Non so se ha ragione chi sostiene che l’esperienza in cui siamo costretti avrà esiti negativi sull’educazione sentimentale degli individui. Intendo il fatto che l’unica risposta contro l’attuale emergenza, positiva sul piano fattuale e moralmente augurabile, sia la separazione fisica sociale. Credo, come sempre, che rispetto a un dato di fatto, non ci sia mai una sola risposta deterministica, ma dipenda dalla capacità di risposta, ossia dai conflitti sociali intorno ad essa: l’uno, diceva Mao, si divide sempre in due. So comunque che l’appello alla responsabilità individuale - mai come in questa occasione, in mancanza di delega alla cura medica, unica risposta sensata e possibile - è o può essere una potente occasione di educazione di massa alla consapevolezza che nessuno, sottolineo nessuno, vive e muore solo per se stesso. Un’educazione tanto più importante nella forma di vita da almeno trent’anni dominante in Italia e nel capitalismo occidentale, nella quale la libertà individuale sperata, propagandata e praticata è quella del profitto privato, che ha reso e rende giusta e buona la morte dell’altro, della concorrenza levatrice della democrazia, come se il suo mezzo non fosse la soppressione del perdente e la sua meta non fosse il monopolio.
Persone come me capiscono benissimo che il pericolo di questa regolamentazione e limitazione dei comportamenti personali possa essere esercizio al panopticon orwelliano.
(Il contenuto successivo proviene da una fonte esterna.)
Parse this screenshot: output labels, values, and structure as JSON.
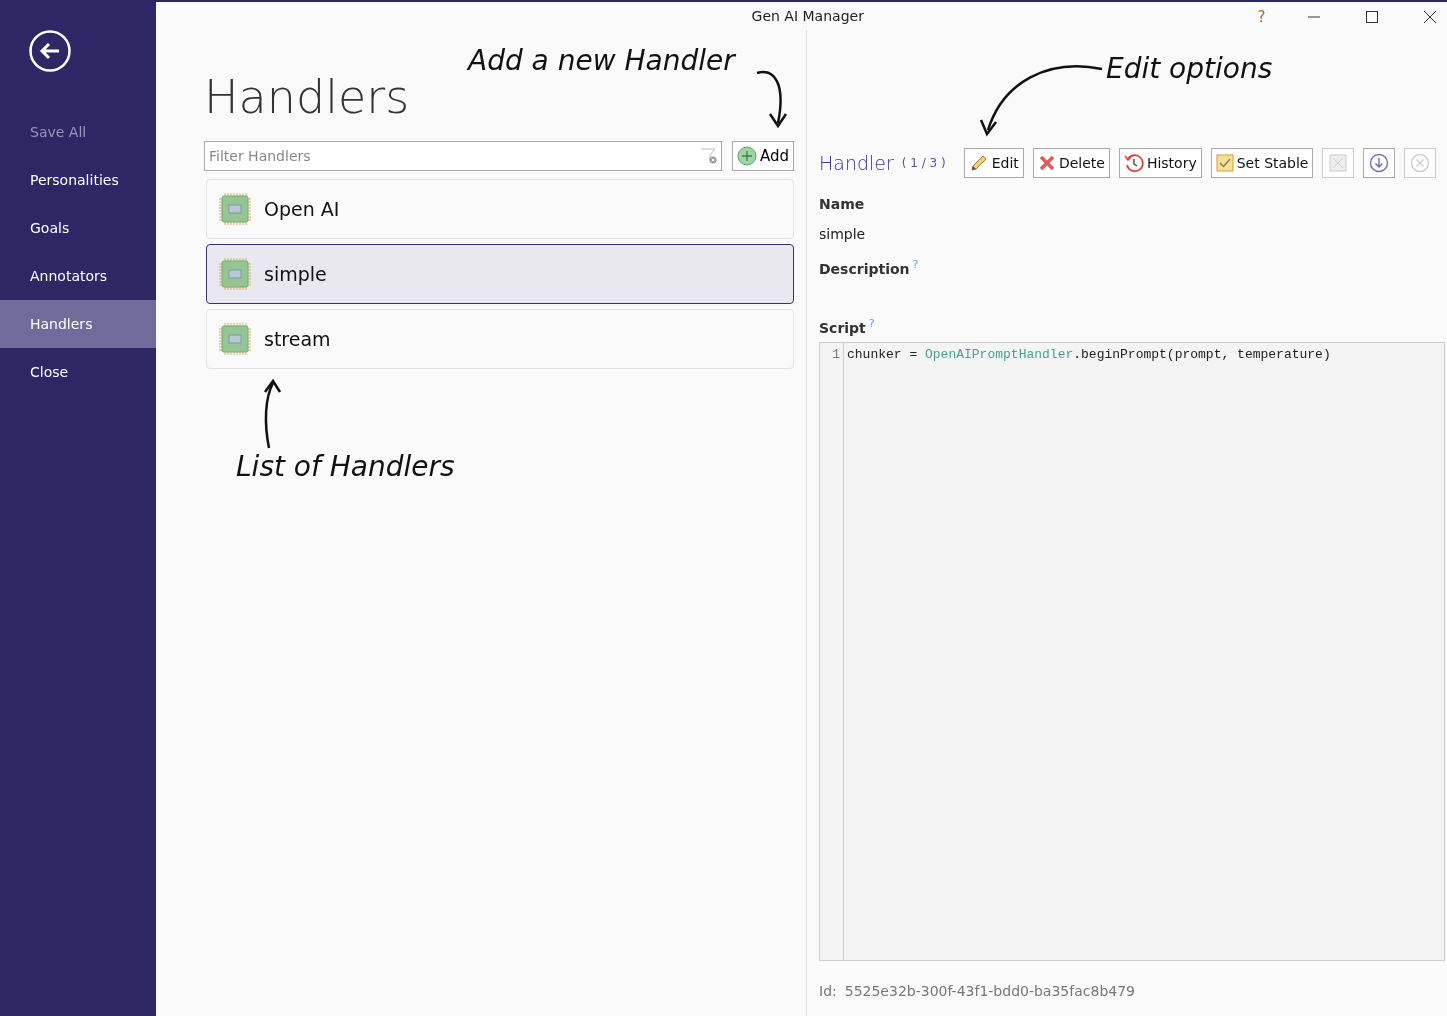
{
  "window": {
    "title": "Gen AI Manager",
    "help": "?"
  },
  "sidebar": {
    "items": [
      {
        "label": "Save All",
        "disabled": true,
        "selected": false
      },
      {
        "label": "Personalities",
        "disabled": false,
        "selected": false
      },
      {
        "label": "Goals",
        "disabled": false,
        "selected": false
      },
      {
        "label": "Annotators",
        "disabled": false,
        "selected": false
      },
      {
        "label": "Handlers",
        "disabled": false,
        "selected": true
      },
      {
        "label": "Close",
        "disabled": false,
        "selected": false
      }
    ]
  },
  "page_title": "Handlers",
  "filter": {
    "placeholder": "Filter Handlers"
  },
  "add_button": "Add",
  "handlers": [
    {
      "label": "Open AI",
      "selected": false
    },
    {
      "label": "simple",
      "selected": true
    },
    {
      "label": "stream",
      "selected": false
    }
  ],
  "detail": {
    "title": "Handler",
    "position": "( 1 / 3 )",
    "buttons": [
      {
        "kind": "edit",
        "label": "Edit",
        "disabled": false
      },
      {
        "kind": "delete",
        "label": "Delete",
        "disabled": false
      },
      {
        "kind": "history",
        "label": "History",
        "disabled": false
      },
      {
        "kind": "stable",
        "label": "Set Stable",
        "disabled": false
      },
      {
        "kind": "discard",
        "disabled": true
      },
      {
        "kind": "download",
        "disabled": false
      },
      {
        "kind": "cancel",
        "disabled": true
      }
    ],
    "fields": [
      {
        "label": "Name",
        "value": "simple"
      },
      {
        "label": "Description",
        "help": "?"
      },
      {
        "label": "Script",
        "help": "?"
      }
    ],
    "script_lines": [
      {
        "number": "1",
        "parts": [
          {
            "text": "chunker = ",
            "kind": "plain"
          },
          {
            "text": "OpenAIPromptHandler",
            "kind": "type"
          },
          {
            "text": ".beginPrompt(prompt, temperature)",
            "kind": "plain"
          }
        ]
      }
    ],
    "id_label": "Id:",
    "id_value": "5525e32b-300f-43f1-bdd0-ba35fac8b479"
  },
  "annotations": [
    {
      "kind": "add",
      "text": "Add a new Handler"
    },
    {
      "kind": "edit",
      "text": "Edit options"
    },
    {
      "kind": "list",
      "text": "List of Handlers"
    }
  ]
}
Ma, ripeto, sia si deve sempre partire dai fatti che, diceva un pensatore dimenticato “hanno la testa dura”, sia la risposta possibile non è mai univoca. D’altra parte, e simmetricamente, leggo con vero fastidio gli esibizionismi pseudo-radicali di certi opinionisti che, giudicando “manipolatorio” l’appello dei responsabili di governo all’autocontrollo, di fatto auspicano e in alcuni casi reclamano l’intervento della polizia e dell’esercito.
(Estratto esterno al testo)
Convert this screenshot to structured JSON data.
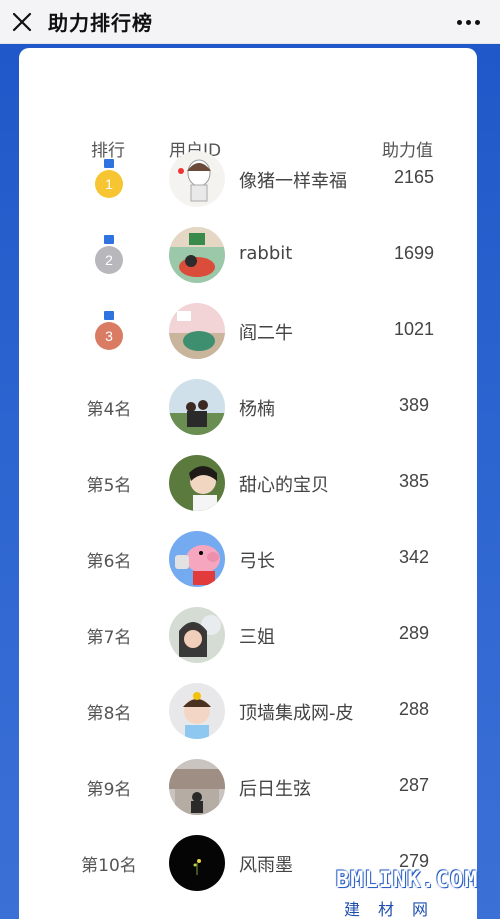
{
  "header": {
    "title": "助力排行榜"
  },
  "table": {
    "columns": [
      "排行",
      "用户ID",
      "助力值"
    ],
    "rows": [
      {
        "rank": "1",
        "medal": "gold",
        "name": "像猪一样幸福",
        "value": "2165"
      },
      {
        "rank": "2",
        "medal": "silver",
        "name": "rabbit",
        "value": "1699"
      },
      {
        "rank": "3",
        "medal": "bronze",
        "name": "阎二牛",
        "value": "1021"
      },
      {
        "rank": "第4名",
        "medal": null,
        "name": "杨楠",
        "value": "389"
      },
      {
        "rank": "第5名",
        "medal": null,
        "name": "甜心的宝贝",
        "value": "385"
      },
      {
        "rank": "第6名",
        "medal": null,
        "name": "弓长",
        "value": "342"
      },
      {
        "rank": "第7名",
        "medal": null,
        "name": "三姐",
        "value": "289"
      },
      {
        "rank": "第8名",
        "medal": null,
        "name": "顶墙集成网-皮",
        "value": "288"
      },
      {
        "rank": "第9名",
        "medal": null,
        "name": "后日生弦",
        "value": "287"
      },
      {
        "rank": "第10名",
        "medal": null,
        "name": "风雨墨",
        "value": "279"
      }
    ]
  },
  "watermark": {
    "logo": "BMLINK.COM",
    "sub": "建材网"
  },
  "colors": {
    "background": "#2a63cf",
    "gold": "#f7c531",
    "silver": "#b8b8bc",
    "bronze": "#d97c63",
    "ribbon": "#2f73e0"
  }
}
Forse, l’attuale crisi sanitaria e climatica segna davvero il salto di paradigma tra il Novecento e il nuovo millennio. Che la formazione politica oggi necessaria non possa essere quella terzointernazionalita e che la teoria non possa essere quella bolscevica non cancella la necessità di forme politiche capaci di una visione complessiva alternativa e di una corrispondente capacità di agire in modo coordinato all’altezza del disordine mondiale organizzato del capitale.